On November 29, 2016, Prime Minister Justin Trudeau announced his government's approval of the 760,000 barrel per day pipeline.
If not stopped, the Calgary-based Enbridge Line 3 pipeline would mean the building of 1,600 kilometres of new pipeline from Hardisty, Alberta to Superior Wisconsin, which is situated on the western tip of Lake Superior. The original 390,000 barrel per day Line 3 pipeline was built in 1968 and would be decommissioned and left underground. The new larger pipeline would carry 760,000 barrels of diluted bitumen per day and would have the capacity to do so for the next 50-60 years. Enbridge admits the pipeline would mean 19 to 26 megatonnes of upstream greenhouse gas emissions each year. Enbridge wants to replace the entire pipeline by December 2017.

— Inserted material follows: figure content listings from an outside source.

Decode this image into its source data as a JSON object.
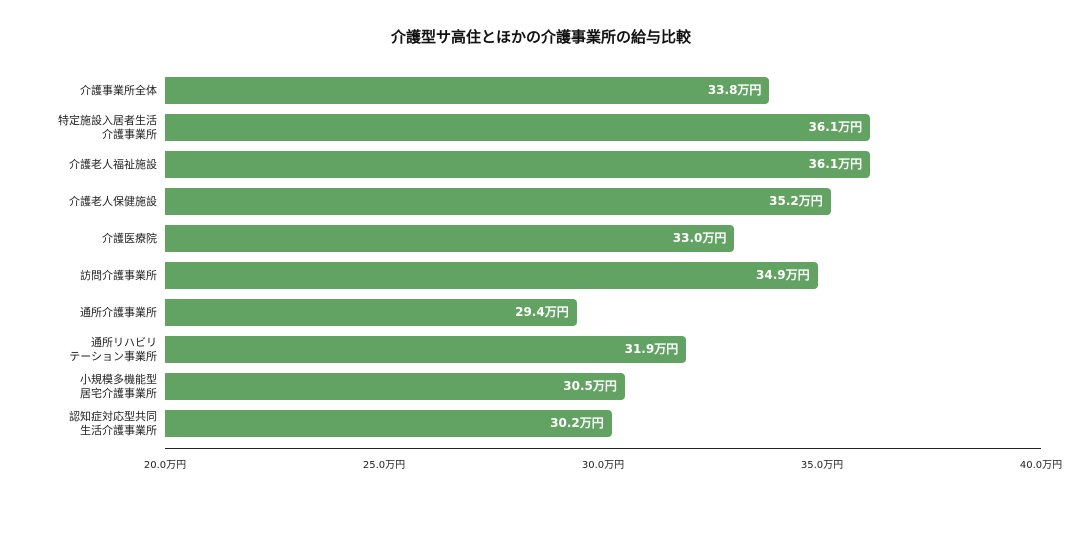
{
  "chart_data": {
    "type": "bar",
    "orientation": "horizontal",
    "title": "介護型サ高住とほかの介護事業所の給与比較",
    "xlabel": "",
    "ylabel": "",
    "xlim": [
      20.0,
      40.0
    ],
    "grid": false,
    "legend": null,
    "bar_color": "#62a262",
    "value_label_color": "#ffffff",
    "unit": "万円",
    "categories": [
      "介護事業所全体",
      "特定施設入居者生活\n介護事業所",
      "介護老人福祉施設",
      "介護老人保健施設",
      "介護医療院",
      "訪問介護事業所",
      "通所介護事業所",
      "通所リハビリ\nテーション事業所",
      "小規模多機能型\n居宅介護事業所",
      "認知症対応型共同\n生活介護事業所"
    ],
    "values": [
      33.8,
      36.1,
      36.1,
      35.2,
      33.0,
      34.9,
      29.4,
      31.9,
      30.5,
      30.2
    ],
    "value_labels": [
      "33.8万円",
      "36.1万円",
      "36.1万円",
      "35.2万円",
      "33.0万円",
      "34.9万円",
      "29.4万円",
      "31.9万円",
      "30.5万円",
      "30.2万円"
    ],
    "x_ticks": [
      20.0,
      25.0,
      30.0,
      35.0,
      40.0
    ],
    "x_tick_labels": [
      "20.0万円",
      "25.0万円",
      "30.0万円",
      "35.0万円",
      "40.0万円"
    ]
  }
}
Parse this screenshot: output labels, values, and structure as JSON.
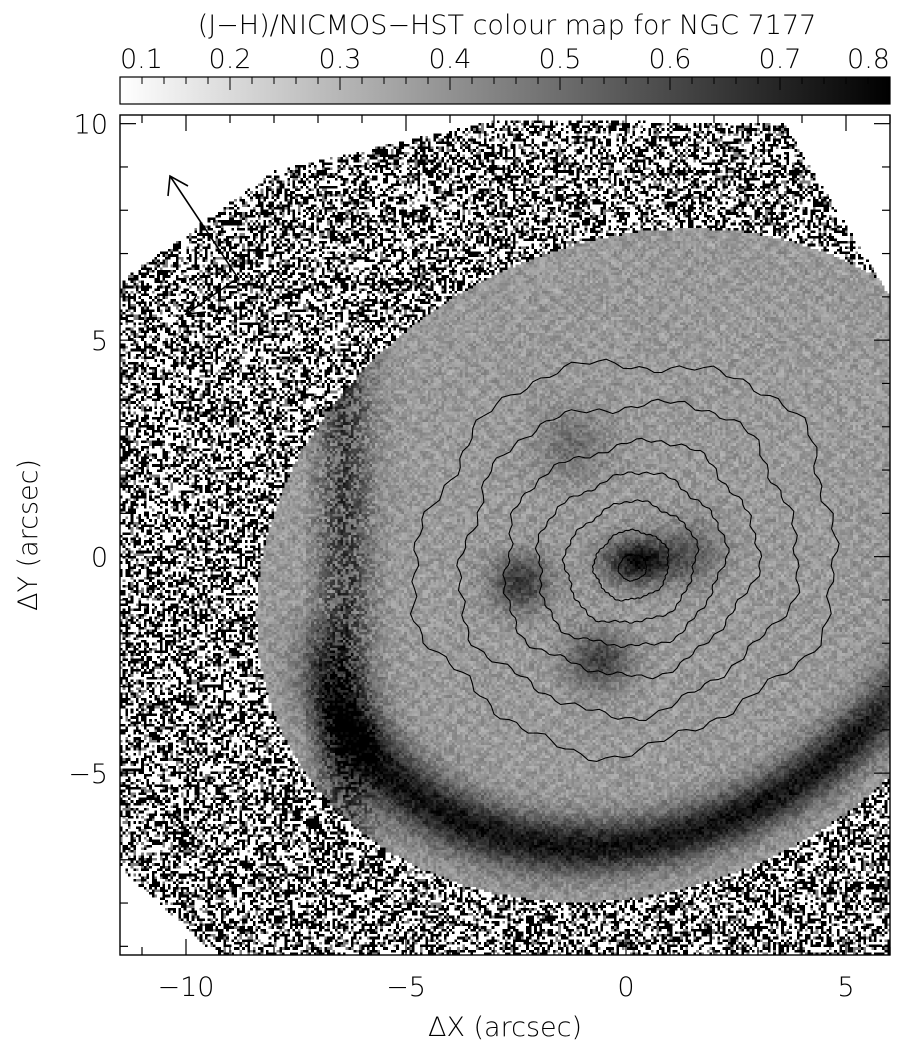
{
  "chart_data": {
    "type": "heatmap",
    "title": "(J−H)/NICMOS−HST colour map for NGC 7177",
    "xlabel": "ΔX (arcsec)",
    "ylabel": "ΔY (arcsec)",
    "xlim": [
      -11.5,
      6.0
    ],
    "ylim": [
      -9.2,
      10.2
    ],
    "x_ticks": [
      -10,
      -5,
      0,
      5
    ],
    "x_tick_labels": [
      "−10",
      "−5",
      "0",
      "5"
    ],
    "y_ticks": [
      -5,
      0,
      5,
      10
    ],
    "y_tick_labels": [
      "−5",
      "0",
      "5",
      "10"
    ],
    "colorbar": {
      "range": [
        0.1,
        0.8
      ],
      "colormap": "white-to-black",
      "ticks": [
        0.1,
        0.2,
        0.3,
        0.4,
        0.5,
        0.6,
        0.7,
        0.8
      ],
      "tick_labels": [
        "0.1",
        "0.2",
        "0.3",
        "0.4",
        "0.5",
        "0.6",
        "0.7",
        "0.8"
      ],
      "placement": "top"
    },
    "features": {
      "nucleus_center": [
        0.2,
        -0.2
      ],
      "nucleus_colour": 0.78,
      "dust_lane_colour": 0.75,
      "disk_colour": 0.38,
      "contour_radii_arcsec": [
        0.3,
        0.8,
        1.4,
        2.0,
        2.7,
        3.6,
        4.5
      ]
    },
    "annotations": {
      "compass": "north arrow and east arrow, upper-left"
    }
  }
}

The Qu'Appelle Valley Environmental Association (QVEA) will be discussing at their monthly meeting (on March 8) new information on how the pipeline will impact the Qu’Appelle Watershed.
The QVEA says, "[The pipeline] will crisscross fourteen of our watercourses, including our major rivers – tunneling under the South Saskatchewan River, south of Outlook, and under the Qu’Appelle River, near Bethune."
The CBC adds, "The proposed new route [in the United States] crosses grasslands in Minnesota and could threaten downstream waterways and violate treaty rights to fish, hunt and gather crops, including wild rice, opponents contend."
The CBC also notes, "In 1999, Line 3 ruptured near Pilot Butte, east of Regina, releasing more than 20,000 barrels of heavy crude oil."
The QVEA adds, "Husky Oil’s 250,000 litre oil spill into the North Saskatchewan River in 2016 made us all more aware of the threat that pipelines present to our waterways and to our drinking water. The latest major Saskatchewan spill occurred on January 20th, 2017 on Ocean Man First Nations. This 200,000 litre spill involved a Tundra Energy pipeline, which has no record of ever being inspected. A few weeks later, Tundra Energy had yet another oil spill near Storthoaks, southeast of Regina."
It highlights, "These are just the tip of the iceberg."
Consultation and Indigenous rights
And it notes, "Saskatchewan citizens were never given the opportunity to scrutinize or approve Line 3. It wasn’t debated in our last provincial election; there was never a social license to proceed. There was never consent from indigenous communities."
The Assembly of Manitoba Chiefs along with the Ochapowace, Keeseekoose, George Gordon and Pasqua First Nations in Saskatchewan have all expressed concerns about the pipeline. The Chippewa in Minnesota have also said they will work to stop the pipeline to protect their sacred manoomin (wild rice).
The Council of Canadians first expressed opposition to the building of the new Line 3 pipeline in a March 2014 blog.